There was no significant gender difference on change in feelings about self-development opportunities.
Overall, there’s a positive relationship between perceptions and feelings about self-development opportunities that is stable over time. There’s also a positive relationship between the change in perceptions and the change in feelings. As the first-difference model showed, a change in perceived self-development opportunities was associated with a change in feelings toward self-development opportunities in all time periods.
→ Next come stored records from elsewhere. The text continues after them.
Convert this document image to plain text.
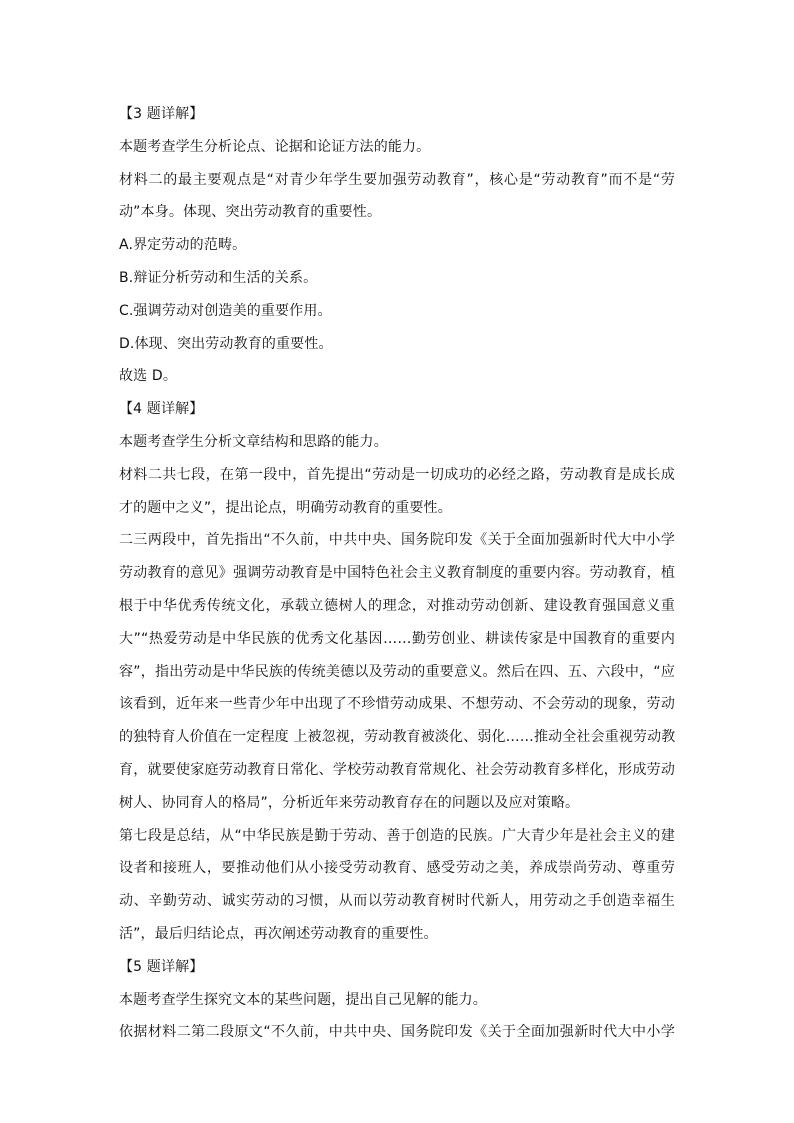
【3 题详解】
本题考查学生分析论点、论据和论证方法的能力。
材料二的最主要观点是“对青少年学生要加强劳动教育”，核心是“劳动教育”而不是“劳
动”本身。体现、突出劳动教育的重要性。
A.界定劳动的范畴。
B.辩证分析劳动和生活的关系。
C.强调劳动对创造美的重要作用。
D.体现、突出劳动教育的重要性。
故选 D。
【4 题详解】
本题考查学生分析文章结构和思路的能力。
材料二共七段，在第一段中，首先提出“劳动是一切成功的必经之路，劳动教育是成长成
才的题中之义”，提出论点，明确劳动教育的重要性。
二三两段中，首先指出“不久前，中共中央、国务院印发《关于全面加强新时代大中小学
劳动教育的意见》强调劳动教育是中国特色社会主义教育制度的重要内容。劳动教育，植
根于中华优秀传统文化，承载立德树人的理念，对推动劳动创新、建设教育强国意义重
大”“热爱劳动是中华民族的优秀文化基因……勤劳创业、耕读传家是中国教育的重要内
容”，指出劳动是中华民族的传统美德以及劳动的重要意义。然后在四、五、六段中，“应
该看到，近年来一些青少年中出现了不珍惜劳动成果、不想劳动、不会劳动的现象，劳动
的独特育人价值在一定程度 上被忽视，劳动教育被淡化、弱化……推动全社会重视劳动教
育，就要使家庭劳动教育日常化、学校劳动教育常规化、社会劳动教育多样化，形成劳动
树人、协同育人的格局”，分析近年来劳动教育存在的问题以及应对策略。
第七段是总结，从“中华民族是勤于劳动、善于创造的民族。广大青少年是社会主义的建
设者和接班人，要推动他们从小接受劳动教育、感受劳动之美，养成崇尚劳动、尊重劳
动、辛勤劳动、诚实劳动的习惯，从而以劳动教育树时代新人，用劳动之手创造幸福生
活”，最后归结论点，再次阐述劳动教育的重要性。
【5 题详解】
本题考查学生探究文本的某些问题，提出自己见解的能力。
依据材料二第二段原文“不久前，中共中央、国务院印发《关于全面加强新时代大中小学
There did appear to be some stability in the variables themselves, but even when controlling for the lagged dependent variable, there was a significant relationship between perceptions and feelings at all time periods, as shown by the static-score model.
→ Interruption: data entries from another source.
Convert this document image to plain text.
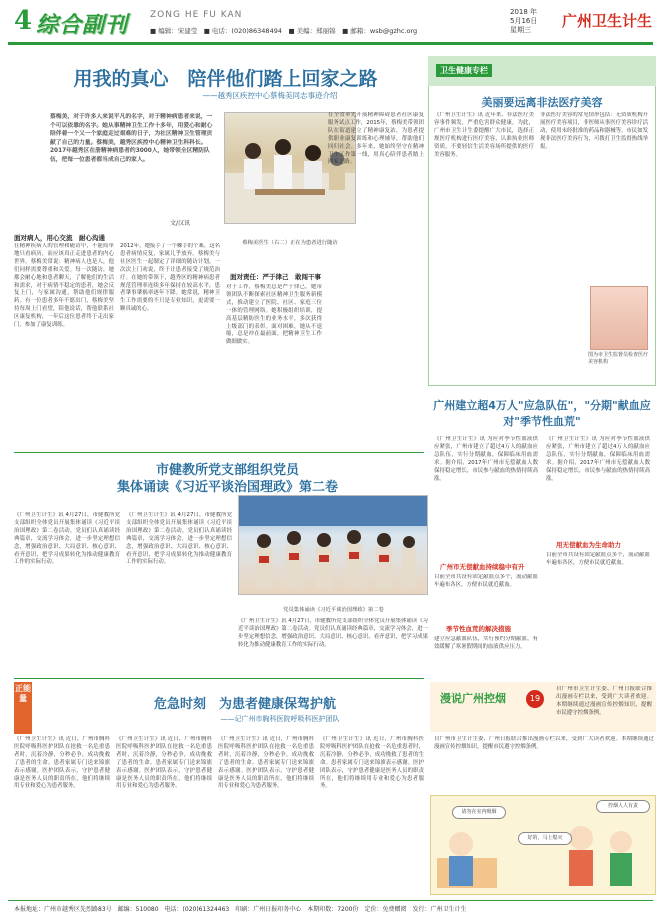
4 综合副刊 ZONG HE FU KAN
■ 编辑：宋建莹　■ 电话：(020)86348494　■ 美编：郑丽锦　■ 邮箱：wsb@gzhc.org
2018 年
5月16日
星期三	广州卫生计生
用我的真心　陪伴他们踏上回家之路
——越秀区疾控中心蔡梅美同志事迹介绍
蔡梅美，对于许多人来说平凡的名字，对于精神病患者来说，一个可以依靠的名字。她从事精神卫生工作十多年，用爱心和耐心陪伴着一个又一个家庭走过艰难的日子，为社区精神卫生管理贡献了自己的力量。蔡梅美，越秀区疾控中心精神卫生科科长。2017年越秀区在册精神病患者约3000人，她带领全区精防队伍，把每一位患者都当成自己的家人。
文/汉讯
蔡梅美医生（右二）正在为患者进行随访
面对病人，用心交流　耐心沟通
在精神疾病人的管理和随访中，不能简单地只看病历，而应该真正走进患者的内心世界。蔡梅美常说：精神病人也是人，他们同样需要尊重和关爱。每一次随访，她都会耐心地和患者聊天，了解他们的生活和需求，对于病情不稳定的患者，她会反复上门，与家属沟通，帮助他们规律服药。有一位患者多年不愿出门，蔡梅美坚持每周上门看望，陪他说话，帮他联系社区康复机构，一年后这位患者终于走出家门，参加了康复训练。
2012年，她接手了一个棘手的个案。这名患者病情反复，家属几乎放弃。蔡梅美与社区医生一起制定了详细的随访计划，一次次上门劝说，终于让患者接受了规范治疗。在她的带领下，越秀区的精神病患者规范管理率连续多年保持在较高水平，患者肇事肇祸率逐年下降。她常说，精神卫生工作需要的不只是专业知识，更需要一颗真诚的心。
面对责任：严于律己　敢闯干事
对于工作，蔡梅美总是严于律己。她带领团队不断探索社区精神卫生服务新模式，推动建立了医院、社区、家庭三位一体的管理网络。她积极组织培训，提高基层精防医生的业务水平，多次获得上级部门的表彰。面对困难，她从不退缩，总是冲在最前面，把精神卫生工作做细做实。
在全省率先开展精神障碍患者社区康复服务试点工作，2015年，蔡梅美带领团队在街道建立了精神康复站，为患者提供职业康复训练和心理辅导，帮助他们回归社会。多年来，她始终坚守在精神卫生工作第一线，用真心陪伴患者踏上回家之路。
卫生健康专栏
美丽要远离非法医疗美容
《广州卫生计生》讯 近年来，非法医疗美容事件频发，严重危害群众健康。为此，广州市卫生计生委提醒广大市民，选择正规医疗机构进行医疗美容，认准执业医师资质，不要轻信生活美容场所提供的医疗美容服务。
非法医疗美容的常见情形包括：无资质机构开展医疗美容项目，非医师从事医疗美容诊疗活动，使用未经批准的药品和器械等。市民如发现非法医疗美容行为，可拨打卫生监督热线举报。
图为市卫生监督员检查医疗美容机构
广州建立超4万人"应急队伍"，"分期"献血应对"季节性血荒"
《广州卫生计生》讯 为应对季节性血液供应紧张，广州市建立了超过4万人的献血应急队伍，实行分期献血，保障临床用血需求。据介绍，2017年广州市无偿献血人数保持稳定增长，市民参与献血的热情持续高涨。
广州市无偿献血持续稳中有升
目前全市共设有固定献血点多个，流动献血车遍布各区，方便市民就近献血。
季节性血荒的解决措施
建立应急献血队伍，实行预约分期献血，有效缓解了寒暑假期间的血液供应压力。
用无偿献血为生命助力
《广州卫生计生》讯 为应对季节性血液供应紧张，广州市建立了超过4万人的献血应急队伍，实行分期献血，保障临床用血需求。据介绍，2017年广州市无偿献血人数保持稳定增长，市民参与献血的热情持续高涨。
目前全市共设有固定献血点多个，流动献血车遍布各区，方便市民就近献血。
市健教所党支部组织党员
集体诵读《习近平谈治国理政》第二卷
《广州卫生计生》讯 4月27日，市健教所党支部组织全体党员开展集体诵读《习近平谈治国理政》第二卷活动。党员们认真诵读经典篇章，交流学习体会，进一步坚定理想信念，增强政治意识、大局意识、核心意识、看齐意识，把学习成果转化为推动健康教育工作的实际行动。
《广州卫生计生》讯 4月27日，市健教所党支部组织全体党员开展集体诵读《习近平谈治国理政》第二卷活动。党员们认真诵读经典篇章，交流学习体会，进一步坚定理想信念，增强政治意识、大局意识、核心意识、看齐意识，把学习成果转化为推动健康教育工作的实际行动。
党员集体诵读《习近平谈治国理政》第二卷
《广州卫生计生》讯 4月27日，市健教所党支部组织全体党员开展集体诵读《习近平谈治国理政》第二卷活动。党员们认真诵读经典篇章，交流学习体会，进一步坚定理想信念，增强政治意识、大局意识、核心意识、看齐意识，把学习成果转化为推动健康教育工作的实际行动。
正能量	危急时刻　为患者健康保驾护航
——记广州市胸科医院呼吸科医护团队
《广州卫生计生》讯 近日，广州市胸科医院呼吸科医护团队在抢救一名危重患者时，沉着冷静，分秒必争，成功挽救了患者的生命。患者家属专门送来锦旗表示感谢。医护团队表示，守护患者健康是医务人员的职责所在，他们将继续用专业和爱心为患者服务。
《广州卫生计生》讯 近日，广州市胸科医院呼吸科医护团队在抢救一名危重患者时，沉着冷静，分秒必争，成功挽救了患者的生命。患者家属专门送来锦旗表示感谢。医护团队表示，守护患者健康是医务人员的职责所在，他们将继续用专业和爱心为患者服务。
《广州卫生计生》讯 近日，广州市胸科医院呼吸科医护团队在抢救一名危重患者时，沉着冷静，分秒必争，成功挽救了患者的生命。患者家属专门送来锦旗表示感谢。医护团队表示，守护患者健康是医务人员的职责所在，他们将继续用专业和爱心为患者服务。
《广州卫生计生》讯 近日，广州市胸科医院呼吸科医护团队在抢救一名危重患者时，沉着冷静，分秒必争，成功挽救了患者的生命。患者家属专门送来锦旗表示感谢。医护团队表示，守护患者健康是医务人员的职责所在，他们将继续用专业和爱心为患者服务。
漫说广州控烟	19
自广州市卫生计生委、广州日报联合推出漫画专栏以来，受到广大读者欢迎。本期继续通过漫画宣传控烟知识，提醒市民遵守控烟条例。
自广州市卫生计生委、广州日报联合推出漫画专栏以来，受到广大读者欢迎。本期继续通过漫画宣传控烟知识，提醒市民遵守控烟条例。
请勿在室内吸烟
好的，马上熄灭
控烟人人有责
本报地址：广州市越秀区先烈路83号　邮编：510080　电话：(020)61324463　印刷：广州日报印务中心　本期印数：7200份　定价：免费赠阅　发行：广州卫生计生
Finally, the hierarchical linear model allowed us to examine the rates of change. Using HLM, I found a significant relationship between the magnitude of initial perceived self-development opportunities (PSDE1) and the average rate of change of feelings toward self-development opportunities (A1). The higher a participant scored on perceptions at the initial assessment, the less change in feelings they experienced over the course of the study.
Dwyer. (1983). Multivariate Regression and Multivariate ANOVA. In Statistical Models for the Social and Behavioral Sciences.
Edwards, J. R. (2002). Alternatives to Difference Scores. In Advances in measurement and data analysis.
Finkel, S. E. (1995). Modeling Change with Panel Data. In Causal analysis with panel data.
Thompson, B. (1991). A Primer on the Logic and Use of Canonical Correlation Analysis. Measurement and Evaluation in Counseling and Development.